Gökhan, hızlı adımlarla yeniden süslü salona geldi. Bora'nın bakışları Gökhan'a çevrilmişti. "Özgür'le ilgileniyor çocuklar. Dağıldı herif..." Bora, anladığını belli eder gibi başını salladığında, Gökhan sıkıntılı bir nefes verdi. "Hazır mı kayıtlar?" diye sordu, Alp'e. Alp hızla başını iki yana salladı. Gökhan'ın bakışları yeniden Bora'ya çevrildi. "Aklıma yatmayan şeyler var. Köstebeğin Özgür olduğunu düşünüyorum."
Bora anlamadığım bir ifadeyle gülümserken, Aydın'ın bakışları da Gökhan'ı bulmuştu. "Geri planda kaldı... Şimdi öne çekelim onu yeniden diye mi? Mağdur olduğu için gözümüzde aklanacak... Ve yeniden köstebekliğe devam edebilecek. Hepsi bir oyun?" dedi Aydın, merakla.

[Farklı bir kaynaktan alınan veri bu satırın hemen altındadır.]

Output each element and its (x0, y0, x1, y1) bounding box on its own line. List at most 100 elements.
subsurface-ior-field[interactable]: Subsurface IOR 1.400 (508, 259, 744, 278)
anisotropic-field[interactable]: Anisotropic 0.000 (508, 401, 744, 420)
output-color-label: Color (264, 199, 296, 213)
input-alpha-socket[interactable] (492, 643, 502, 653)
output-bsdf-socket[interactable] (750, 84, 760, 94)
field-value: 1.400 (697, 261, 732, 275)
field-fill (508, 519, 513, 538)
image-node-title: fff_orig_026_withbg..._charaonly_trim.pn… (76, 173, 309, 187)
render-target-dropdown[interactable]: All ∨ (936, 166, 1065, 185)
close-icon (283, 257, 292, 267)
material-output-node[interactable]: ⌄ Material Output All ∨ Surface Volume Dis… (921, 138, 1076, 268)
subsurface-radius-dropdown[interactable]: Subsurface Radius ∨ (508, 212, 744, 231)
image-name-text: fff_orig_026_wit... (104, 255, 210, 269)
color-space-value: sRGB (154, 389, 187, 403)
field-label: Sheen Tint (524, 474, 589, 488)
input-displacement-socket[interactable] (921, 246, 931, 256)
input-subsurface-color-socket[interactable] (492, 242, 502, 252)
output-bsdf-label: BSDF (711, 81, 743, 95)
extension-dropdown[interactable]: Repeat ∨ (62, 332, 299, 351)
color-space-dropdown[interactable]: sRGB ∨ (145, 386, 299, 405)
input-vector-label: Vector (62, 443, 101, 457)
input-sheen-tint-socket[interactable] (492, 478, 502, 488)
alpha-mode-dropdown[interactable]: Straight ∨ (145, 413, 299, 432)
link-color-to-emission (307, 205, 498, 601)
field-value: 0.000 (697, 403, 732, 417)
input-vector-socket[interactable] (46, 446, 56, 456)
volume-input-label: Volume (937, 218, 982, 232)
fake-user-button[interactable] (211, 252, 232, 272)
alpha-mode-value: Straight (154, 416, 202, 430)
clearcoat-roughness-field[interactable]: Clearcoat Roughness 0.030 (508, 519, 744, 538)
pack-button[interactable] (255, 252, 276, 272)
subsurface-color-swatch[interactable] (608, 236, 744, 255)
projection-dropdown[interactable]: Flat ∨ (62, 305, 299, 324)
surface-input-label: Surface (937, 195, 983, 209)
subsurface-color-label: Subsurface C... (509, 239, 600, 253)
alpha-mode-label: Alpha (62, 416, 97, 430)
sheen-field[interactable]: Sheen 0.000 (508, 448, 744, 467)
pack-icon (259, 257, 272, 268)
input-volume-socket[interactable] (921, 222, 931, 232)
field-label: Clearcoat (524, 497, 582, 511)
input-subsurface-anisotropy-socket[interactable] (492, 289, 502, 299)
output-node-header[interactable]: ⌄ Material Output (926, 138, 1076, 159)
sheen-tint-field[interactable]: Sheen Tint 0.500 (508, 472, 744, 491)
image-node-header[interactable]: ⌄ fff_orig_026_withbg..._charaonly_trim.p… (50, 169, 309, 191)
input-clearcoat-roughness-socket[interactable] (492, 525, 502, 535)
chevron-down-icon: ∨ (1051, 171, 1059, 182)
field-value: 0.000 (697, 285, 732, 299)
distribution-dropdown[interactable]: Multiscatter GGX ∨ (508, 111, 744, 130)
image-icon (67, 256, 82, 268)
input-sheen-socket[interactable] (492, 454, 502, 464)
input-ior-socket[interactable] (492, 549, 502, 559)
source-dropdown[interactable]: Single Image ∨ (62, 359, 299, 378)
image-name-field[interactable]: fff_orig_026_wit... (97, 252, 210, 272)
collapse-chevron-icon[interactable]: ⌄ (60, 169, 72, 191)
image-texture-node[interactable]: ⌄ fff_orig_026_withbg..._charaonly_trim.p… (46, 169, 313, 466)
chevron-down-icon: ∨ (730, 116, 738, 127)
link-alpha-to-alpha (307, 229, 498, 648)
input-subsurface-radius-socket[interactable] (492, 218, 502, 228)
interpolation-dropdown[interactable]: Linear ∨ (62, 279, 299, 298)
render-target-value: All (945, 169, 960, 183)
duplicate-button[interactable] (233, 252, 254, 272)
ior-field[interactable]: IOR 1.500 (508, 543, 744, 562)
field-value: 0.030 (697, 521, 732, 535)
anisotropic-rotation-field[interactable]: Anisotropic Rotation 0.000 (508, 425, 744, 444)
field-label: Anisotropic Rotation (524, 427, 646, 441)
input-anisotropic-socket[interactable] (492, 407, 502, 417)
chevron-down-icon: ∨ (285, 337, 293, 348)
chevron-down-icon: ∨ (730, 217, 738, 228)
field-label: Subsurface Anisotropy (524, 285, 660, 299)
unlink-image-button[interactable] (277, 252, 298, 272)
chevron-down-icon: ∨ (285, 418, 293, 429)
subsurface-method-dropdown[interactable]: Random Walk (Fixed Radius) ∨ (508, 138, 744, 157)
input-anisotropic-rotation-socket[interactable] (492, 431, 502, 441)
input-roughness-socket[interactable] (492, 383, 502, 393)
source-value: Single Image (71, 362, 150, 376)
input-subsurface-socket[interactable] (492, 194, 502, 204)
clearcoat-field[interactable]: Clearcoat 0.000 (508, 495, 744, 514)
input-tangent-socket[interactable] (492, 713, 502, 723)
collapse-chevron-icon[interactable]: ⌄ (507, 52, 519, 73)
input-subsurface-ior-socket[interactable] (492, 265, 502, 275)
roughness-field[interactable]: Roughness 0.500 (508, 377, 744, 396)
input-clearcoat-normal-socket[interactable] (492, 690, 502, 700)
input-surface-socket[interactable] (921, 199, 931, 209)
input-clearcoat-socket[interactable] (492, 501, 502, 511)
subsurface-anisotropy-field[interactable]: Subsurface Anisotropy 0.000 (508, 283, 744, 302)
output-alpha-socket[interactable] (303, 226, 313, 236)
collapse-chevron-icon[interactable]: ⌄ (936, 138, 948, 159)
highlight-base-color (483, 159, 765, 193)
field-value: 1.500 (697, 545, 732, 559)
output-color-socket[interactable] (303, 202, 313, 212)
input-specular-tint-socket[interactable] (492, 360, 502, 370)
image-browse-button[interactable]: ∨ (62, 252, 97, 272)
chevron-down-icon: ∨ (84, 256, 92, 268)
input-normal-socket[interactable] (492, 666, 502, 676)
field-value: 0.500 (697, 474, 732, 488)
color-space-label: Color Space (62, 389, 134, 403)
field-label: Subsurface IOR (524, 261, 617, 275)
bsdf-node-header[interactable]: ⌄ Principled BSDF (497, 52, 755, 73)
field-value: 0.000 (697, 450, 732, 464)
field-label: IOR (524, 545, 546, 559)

"Aynen. Ben böyle düşünüyorum," dedi Gökhan. Yanımdaki sandalyeyi çekerek oturdu. Kolunu, benim sandalyemin arkasına yerleştirdi. "Çok batıyor göze artık. Kim lan bu herif de bu kadar gündemimizde bizim? Başka çalışanlarımızın da çocukları var. Neden kaçırılan çocuk onunki? Hem de geri planda kalır kalmaz!"
"Kim o çocuk biliyor musun?" diye sordu Bora. Bakışlarımı Gökhan'ın üzerinden çekip Bora'ya çevirmiştim. Onun muhatabı ise yalnızca Gökhan'dı. "Kaçırılan..." Derin bir nefes aldı. "En güvendiğim adamın karısının yeğeni. Annemle babamın zamanından beri evimin içinde olan kadının, gelininin yeğeni..."
Aydın sıkıntılı bir nefes verdi. "Yani Özgür bahane mi diyorsun?" diye sordu, merakla.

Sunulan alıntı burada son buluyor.